緊張が走るが悟らせないように深呼吸と大丈夫、余裕余裕と自己暗示をかけて挑む。
ソニアは人気のない家の裏でうずくまって震えていた。
「ソニア、俺が来たから大丈夫や。」
諭すようにゆっくりと声掛けをして深圧ブランケットをかけて少しきつめにハグをして体により圧力をかける。そして背中をゆっくりとポンポンと叩いた。

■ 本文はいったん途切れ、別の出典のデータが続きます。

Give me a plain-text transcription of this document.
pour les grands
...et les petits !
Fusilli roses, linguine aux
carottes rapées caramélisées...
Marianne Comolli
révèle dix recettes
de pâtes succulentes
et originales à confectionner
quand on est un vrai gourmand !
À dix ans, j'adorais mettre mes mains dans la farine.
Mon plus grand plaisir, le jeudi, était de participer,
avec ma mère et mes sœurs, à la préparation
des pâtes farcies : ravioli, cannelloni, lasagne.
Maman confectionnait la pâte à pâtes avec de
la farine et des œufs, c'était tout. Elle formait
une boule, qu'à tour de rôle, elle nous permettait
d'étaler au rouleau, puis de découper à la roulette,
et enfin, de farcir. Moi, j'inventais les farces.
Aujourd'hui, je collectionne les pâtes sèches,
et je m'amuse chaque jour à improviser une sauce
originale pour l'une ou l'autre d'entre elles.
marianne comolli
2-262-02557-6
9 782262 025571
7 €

「いきなりでビックリしたな。自分のタイミングでええからゆっくり深呼吸してみ。」
基本的には深追いせず、出来る事は限られているのでまずは落ち着くように促す。ほんとはハグもトラウマ刺激になるのでやらない方がいいのだろうが錯乱して暴れるよりはマシと判断した。

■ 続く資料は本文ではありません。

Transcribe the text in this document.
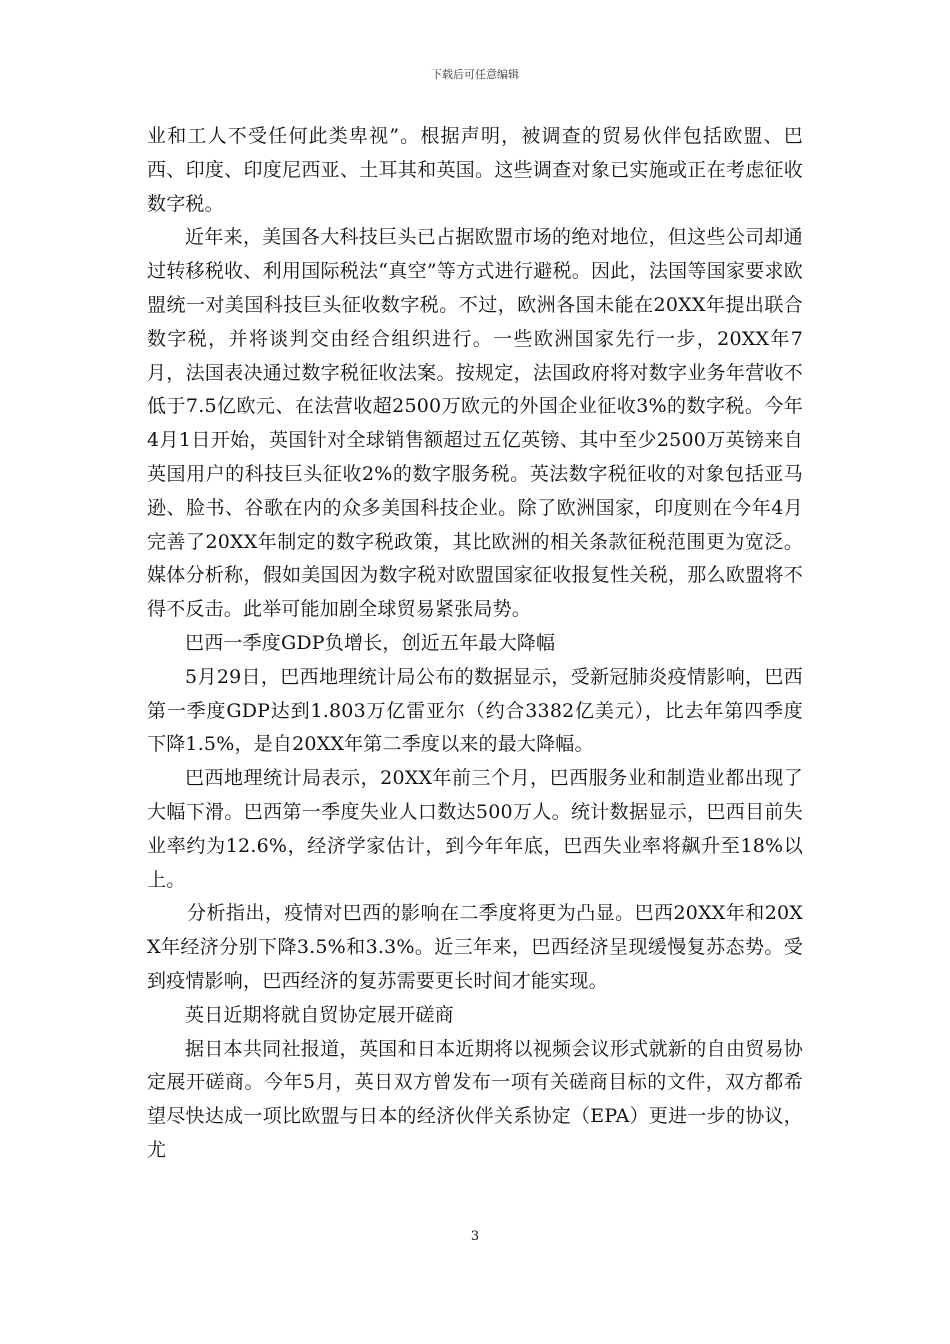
下载后可任意编辑

业和工人不受任何此类卑视”。根据声明，被调查的贸易伙伴包括欧盟、巴西、印度、印度尼西亚、土耳其和英国。这些调查对象已实施或正在考虑征收数字税。

近年来，美国各大科技巨头已占据欧盟市场的绝对地位，但这些公司却通过转移税收、利用国际税法“真空”等方式进行避税。因此，法国等国家要求欧盟统一对美国科技巨头征收数字税。不过，欧洲各国未能在20XX年提出联合数字税，并将谈判交由经合组织进行。一些欧洲国家先行一步，20XX年7月，法国表决通过数字税征收法案。按规定，法国政府将对数字业务年营收不低于7.5亿欧元、在法营收超2500万欧元的外国企业征收3%的数字税。今年4月1日开始，英国针对全球销售额超过五亿英镑、其中至少2500万英镑来自英国用户的科技巨头征收2%的数字服务税。英法数字税征收的对象包括亚马逊、脸书、谷歌在内的众多美国科技企业。除了欧洲国家，印度则在今年4月完善了20XX年制定的数字税政策，其比欧洲的相关条款征税范围更为宽泛。媒体分析称，假如美国因为数字税对欧盟国家征收报复性关税，那么欧盟将不得不反击。此举可能加剧全球贸易紧张局势。

巴西一季度GDP负增长，创近五年最大降幅

5月29日，巴西地理统计局公布的数据显示，受新冠肺炎疫情影响，巴西第一季度GDP达到1.803万亿雷亚尔（约合3382亿美元），比去年第四季度下降1.5%，是自20XX年第二季度以来的最大降幅。

巴西地理统计局表示，20XX年前三个月，巴西服务业和制造业都出现了大幅下滑。巴西第一季度失业人口数达500万人。统计数据显示，巴西目前失业率约为12.6%，经济学家估计，到今年年底，巴西失业率将飙升至18%以上。

分析指出，疫情对巴西的影响在二季度将更为凸显。巴西20XX年和20XX年经济分别下降3.5%和3.3%。近三年来，巴西经济呈现缓慢复苏态势。受到疫情影响，巴西经济的复苏需要更长时间才能实现。

英日近期将就自贸协定展开磋商

据日本共同社报道，英国和日本近期将以视频会议形式就新的自由贸易协定展开磋商。今年5月，英日双方曾发布一项有关磋商目标的文件，双方都希望尽快达成一项比欧盟与日本的经济伙伴关系协定（EPA）更进一步的协议，尤

3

しばらくして体の震えを治まったので力を緩めて圧力を弱める。
「少しは落ち着いたか?」
ソニアはこくんと頷いた。ソニアが話せるなら聞こうと思ってたが言語聴覚士でもないから発音の指導は出来へんし、俺はタブレットで書いてもらう事にした。
ジュンも傍に来て
「ソニー。怖い思いをさせてごめんよ。」
と首に手を回して謝る。ソニアは首を振った。タブレットに
わたしは じゅんさんと であえて よかった
わたしのほうが めいわくをかけて ごめんなさい
とタブレットに書いて泣いていた。
「それはしゃーない。いっぱい怖い思いをしてきたんやろ。だからええねん。迷惑なんかかけても。」
「そうだよ。私らはソニーが笑ってくれればそれでいいんだ。」
二人して説得し、泣き止んだ時にとりあえずうちに行く事にして俺はソニアをおぶっていった。
二人にもハーブティーを入れて一息を入れる。
「もし、言いたくないなら言わんでええんやけどジュンさんと出会う前に何があったが教えてくれへん?」
俺は本来ならまずは聞かない方が良い事を敢えて聞いた。
タイミング的に時間が経つと聞けずに終わりそうやし、元気になってからだと教えてくれへんかも、と思ったからリスクを取ってでも聞くべきと思った。何かあれば全力でフォローするつもりだったが、ソニアは何か考えながらか思い出しながらかゆっくりとタブレットに書いていった。